Journalists criticized the gameplay for the weak artificial intelligence of enemies. They remarked that Xenomorphs simply rush toward players, making the motion tracker useless. According to GameTrailers, "there's never really the sense that you're being stalked by an intelligent enemy, and you'll always get a warning ping anyway." The setting and level design were praised by Electronic Gaming Monthly, but GameSpot noted that the levels were clearly not designed for cooperative gameplay. VanOrd explained that additional players do not take the role of companions that are controlled by the artificial intelligence, but are simply added to the game, resulting in crowded matches with players fighting for space and trying to shoot enemies. The Survivor and Escape multiplayer scenarios were highlighted as the strongest aspects of the game. PC Gamer said that they encourage Colonial Marine players to coordinate their actions with motion trackers as Alien players try to hunt them intelligently. However, the longevity of the multiplayer mode was questioned due to the limited randomization it provides and the lack of computer-controlled bots.

Aggregate score
| Aggregator | Score |
|---|---|
| Metacritic | 45/100 (PC) 43/100 (PS3) 48/100 (X360) |

Review scores
| Publication | Score |
|---|---|
| 1Up.com | D |
| Destructoid | 2.5/10 |
| Edge | 5/10 |
| Electronic Gaming Monthly | 9/10 |
| Eurogamer | 3/10 |
| Game Informer | 4/10 |
| GameSpot | 4.5/10 |
| GameTrailers | 5.9/10 |
| IGN | 5/10 (PC) 4.5/10 (PS3, X360) |
| Joystiq | 1/5 |
| PlayStation Official Magazine – UK | 6/10 |
| PC Gamer (UK) | 48/100 |
| The Guardian | 4/5 |

===Sales===
In the United Kingdom, Colonial Marines topped the all formats charts in its first week of release. On both the Xbox 360 and PlayStation 3 individual charts, it also reached the top position. According to GfK Chart-Track, it was the biggest release of the year in the United Kingdom and held the second highest first-week sales for an Alien game since Sega's 2010 title Aliens vs. Predator. In the United States, Colonial Marines reached No. 6 on the all formats charts for February 2013. As of March 31, 2013, as stated in Sega's end-of-fiscal-year report, Colonial Marines had sold 1.31 million units in the United States and Europe.

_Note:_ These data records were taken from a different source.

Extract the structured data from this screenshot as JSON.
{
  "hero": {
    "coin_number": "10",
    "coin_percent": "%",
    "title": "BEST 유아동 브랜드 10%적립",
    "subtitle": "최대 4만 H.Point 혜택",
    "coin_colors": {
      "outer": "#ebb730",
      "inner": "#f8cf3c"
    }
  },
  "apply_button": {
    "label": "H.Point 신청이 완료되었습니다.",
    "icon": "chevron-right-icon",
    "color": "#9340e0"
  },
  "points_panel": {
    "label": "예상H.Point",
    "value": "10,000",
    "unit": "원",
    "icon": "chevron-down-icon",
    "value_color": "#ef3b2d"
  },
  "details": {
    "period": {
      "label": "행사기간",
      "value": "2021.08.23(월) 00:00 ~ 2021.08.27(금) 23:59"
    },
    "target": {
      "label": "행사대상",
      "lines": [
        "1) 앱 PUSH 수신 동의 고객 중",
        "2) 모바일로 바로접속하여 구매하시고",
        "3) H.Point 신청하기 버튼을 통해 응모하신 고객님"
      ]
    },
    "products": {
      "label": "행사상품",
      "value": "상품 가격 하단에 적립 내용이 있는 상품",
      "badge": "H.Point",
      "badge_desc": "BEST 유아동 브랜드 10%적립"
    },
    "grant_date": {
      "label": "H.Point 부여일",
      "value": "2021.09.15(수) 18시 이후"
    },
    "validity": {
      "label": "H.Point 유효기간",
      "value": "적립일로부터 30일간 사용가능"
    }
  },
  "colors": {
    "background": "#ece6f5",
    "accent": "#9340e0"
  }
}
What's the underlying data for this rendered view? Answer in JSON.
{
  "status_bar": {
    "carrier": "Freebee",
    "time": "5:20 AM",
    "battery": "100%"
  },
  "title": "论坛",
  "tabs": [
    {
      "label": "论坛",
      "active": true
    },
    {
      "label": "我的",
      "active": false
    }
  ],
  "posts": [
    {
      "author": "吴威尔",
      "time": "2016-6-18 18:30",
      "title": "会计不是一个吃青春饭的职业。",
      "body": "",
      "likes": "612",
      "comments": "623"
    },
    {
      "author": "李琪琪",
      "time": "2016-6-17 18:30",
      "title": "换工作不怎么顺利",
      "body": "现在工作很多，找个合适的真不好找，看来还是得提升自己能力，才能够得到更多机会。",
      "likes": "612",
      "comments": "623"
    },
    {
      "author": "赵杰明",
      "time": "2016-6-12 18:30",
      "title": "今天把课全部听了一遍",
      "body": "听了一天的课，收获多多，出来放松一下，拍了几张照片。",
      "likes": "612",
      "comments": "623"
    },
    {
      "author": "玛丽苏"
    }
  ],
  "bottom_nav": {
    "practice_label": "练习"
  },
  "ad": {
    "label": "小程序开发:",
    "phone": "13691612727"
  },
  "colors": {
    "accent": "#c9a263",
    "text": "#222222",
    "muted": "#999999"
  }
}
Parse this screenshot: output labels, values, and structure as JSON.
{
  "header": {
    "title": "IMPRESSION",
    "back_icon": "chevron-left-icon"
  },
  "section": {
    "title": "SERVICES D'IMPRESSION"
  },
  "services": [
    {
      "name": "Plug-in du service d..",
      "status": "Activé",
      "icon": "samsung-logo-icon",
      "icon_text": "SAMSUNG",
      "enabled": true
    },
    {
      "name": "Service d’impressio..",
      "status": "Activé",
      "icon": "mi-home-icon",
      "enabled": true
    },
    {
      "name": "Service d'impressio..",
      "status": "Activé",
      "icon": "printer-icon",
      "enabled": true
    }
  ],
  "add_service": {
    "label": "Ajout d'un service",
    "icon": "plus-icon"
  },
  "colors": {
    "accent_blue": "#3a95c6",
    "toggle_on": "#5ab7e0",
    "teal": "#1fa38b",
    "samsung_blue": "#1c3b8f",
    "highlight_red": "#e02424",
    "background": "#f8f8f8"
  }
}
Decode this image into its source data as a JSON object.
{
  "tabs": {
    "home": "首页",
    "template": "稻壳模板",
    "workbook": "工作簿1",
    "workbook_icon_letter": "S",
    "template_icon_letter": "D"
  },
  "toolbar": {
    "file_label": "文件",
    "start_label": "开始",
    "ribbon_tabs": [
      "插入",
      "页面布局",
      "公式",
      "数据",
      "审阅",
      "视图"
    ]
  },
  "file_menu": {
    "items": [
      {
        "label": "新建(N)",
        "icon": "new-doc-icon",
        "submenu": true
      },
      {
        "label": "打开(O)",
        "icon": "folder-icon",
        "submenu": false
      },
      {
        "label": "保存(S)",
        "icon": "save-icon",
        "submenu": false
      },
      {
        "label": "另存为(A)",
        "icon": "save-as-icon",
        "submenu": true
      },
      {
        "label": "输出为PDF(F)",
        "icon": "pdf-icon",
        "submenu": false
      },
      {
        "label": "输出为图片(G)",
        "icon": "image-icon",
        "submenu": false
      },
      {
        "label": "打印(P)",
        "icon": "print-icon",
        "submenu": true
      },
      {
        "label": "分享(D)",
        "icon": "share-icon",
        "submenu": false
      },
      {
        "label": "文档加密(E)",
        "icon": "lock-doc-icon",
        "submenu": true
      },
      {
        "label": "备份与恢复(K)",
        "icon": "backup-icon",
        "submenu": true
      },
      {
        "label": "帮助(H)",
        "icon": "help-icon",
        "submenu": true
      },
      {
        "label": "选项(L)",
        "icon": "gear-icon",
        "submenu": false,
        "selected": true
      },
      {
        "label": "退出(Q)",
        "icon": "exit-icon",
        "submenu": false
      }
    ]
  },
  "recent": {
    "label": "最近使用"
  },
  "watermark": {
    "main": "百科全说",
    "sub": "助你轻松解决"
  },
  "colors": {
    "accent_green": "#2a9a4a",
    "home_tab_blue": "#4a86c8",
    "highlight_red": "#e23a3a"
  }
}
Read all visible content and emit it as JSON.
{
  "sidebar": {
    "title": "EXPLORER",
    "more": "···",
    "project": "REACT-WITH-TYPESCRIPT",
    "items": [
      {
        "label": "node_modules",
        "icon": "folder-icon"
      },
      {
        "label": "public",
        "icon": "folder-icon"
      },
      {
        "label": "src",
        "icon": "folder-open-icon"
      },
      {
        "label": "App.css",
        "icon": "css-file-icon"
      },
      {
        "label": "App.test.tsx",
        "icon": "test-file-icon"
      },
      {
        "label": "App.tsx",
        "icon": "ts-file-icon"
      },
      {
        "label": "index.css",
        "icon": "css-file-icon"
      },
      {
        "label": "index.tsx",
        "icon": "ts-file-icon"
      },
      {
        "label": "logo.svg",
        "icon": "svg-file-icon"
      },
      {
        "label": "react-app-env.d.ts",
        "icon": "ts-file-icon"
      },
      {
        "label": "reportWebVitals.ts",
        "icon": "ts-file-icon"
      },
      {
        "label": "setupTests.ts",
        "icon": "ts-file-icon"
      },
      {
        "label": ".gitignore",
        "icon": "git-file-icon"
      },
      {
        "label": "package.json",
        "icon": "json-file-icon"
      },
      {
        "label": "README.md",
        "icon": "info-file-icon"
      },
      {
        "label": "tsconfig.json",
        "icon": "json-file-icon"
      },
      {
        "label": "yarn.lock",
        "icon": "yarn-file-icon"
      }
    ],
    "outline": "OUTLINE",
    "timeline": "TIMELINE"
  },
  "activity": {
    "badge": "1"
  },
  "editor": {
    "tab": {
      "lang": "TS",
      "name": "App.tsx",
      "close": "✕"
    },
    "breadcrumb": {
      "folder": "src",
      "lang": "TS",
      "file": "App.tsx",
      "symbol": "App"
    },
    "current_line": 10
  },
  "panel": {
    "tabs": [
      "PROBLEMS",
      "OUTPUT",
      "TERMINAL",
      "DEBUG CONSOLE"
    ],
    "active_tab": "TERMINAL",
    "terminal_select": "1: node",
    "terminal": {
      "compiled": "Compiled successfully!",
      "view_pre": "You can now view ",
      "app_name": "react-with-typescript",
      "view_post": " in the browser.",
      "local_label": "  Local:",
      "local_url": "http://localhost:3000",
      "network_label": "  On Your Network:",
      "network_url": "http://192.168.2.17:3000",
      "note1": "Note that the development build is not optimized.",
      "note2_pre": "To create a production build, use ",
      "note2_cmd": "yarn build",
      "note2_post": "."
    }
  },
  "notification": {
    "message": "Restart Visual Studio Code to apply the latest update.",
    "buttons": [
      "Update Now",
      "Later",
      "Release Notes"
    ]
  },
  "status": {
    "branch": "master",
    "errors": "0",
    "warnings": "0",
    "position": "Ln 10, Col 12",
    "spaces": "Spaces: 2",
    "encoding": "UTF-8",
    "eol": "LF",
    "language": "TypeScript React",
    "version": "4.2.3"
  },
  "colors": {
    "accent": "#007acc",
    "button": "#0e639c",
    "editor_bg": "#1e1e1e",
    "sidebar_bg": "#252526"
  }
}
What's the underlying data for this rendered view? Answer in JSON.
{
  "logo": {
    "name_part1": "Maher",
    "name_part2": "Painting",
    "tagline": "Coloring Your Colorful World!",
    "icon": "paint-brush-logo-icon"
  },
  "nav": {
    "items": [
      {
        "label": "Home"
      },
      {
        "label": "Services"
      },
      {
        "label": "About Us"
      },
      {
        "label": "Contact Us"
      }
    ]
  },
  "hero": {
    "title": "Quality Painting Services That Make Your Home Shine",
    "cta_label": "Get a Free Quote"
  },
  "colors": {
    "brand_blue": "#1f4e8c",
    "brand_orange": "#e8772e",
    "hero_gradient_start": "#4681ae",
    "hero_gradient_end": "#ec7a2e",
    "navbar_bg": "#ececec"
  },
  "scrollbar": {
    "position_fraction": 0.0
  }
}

===Controversy and lawsuit===
Upon release, Colonial Marines drew significant controversy. According to a report, Gearbox had been moving people and resources off Colonial Marines onto Borderlands and Duke Nukem Forever while still collecting full payments from Sega as if they were working on the game. When Sega discovered this misconduct, they temporarily canceled Colonial Marines, leading to the round of layoffs at Gearbox in late 2008. Gearbox outsourced a significant portion of the development to other developers to compensate for their mismanagement. While Sega initially denied such outsourcing, sources claimed otherwise, suggesting that the game was rushed through redesigns, certification, and shipping, despite being largely unfinished. It drew additional controversy when sequences from press demos were compared to the same sequences in the final game, revealing that the finished game is significantly lower in graphical quality.

In April 2013, two players filed a lawsuit, claiming that Gearbox and Sega had falsely advertised the game by showing demos at trade shows that did not resemble the final product. The demos, described as "actual gameplay" by Gearbox CEO Randy Pitchford, were said to feature graphical fidelity, artificial intelligence, and levels not featured in the game. Although Sega suggested settling the lawsuit on their part and agreed to pay US$1.25 million, they denied any illegal behavior. However, Gearbox filed a request to have claims against them dropped, stating that the company, as a software developer, did not have responsibility for marketing decisions. Gearbox officials added that the company supplemented Sega's development budget with its own money to help Sega finish the game and that they had not received any royalty from its sales. The lawsuit lost class-action status and Gearbox was dropped from the case in May 2015. Pitchford said that he lost between US$10 and US$15 million of his own money on Colonial Marines and refuted the accusations against the studio. In 2017, a modder discovered a small typographical error in the code and that fixing this error notably improved the artificial intelligence of enemies.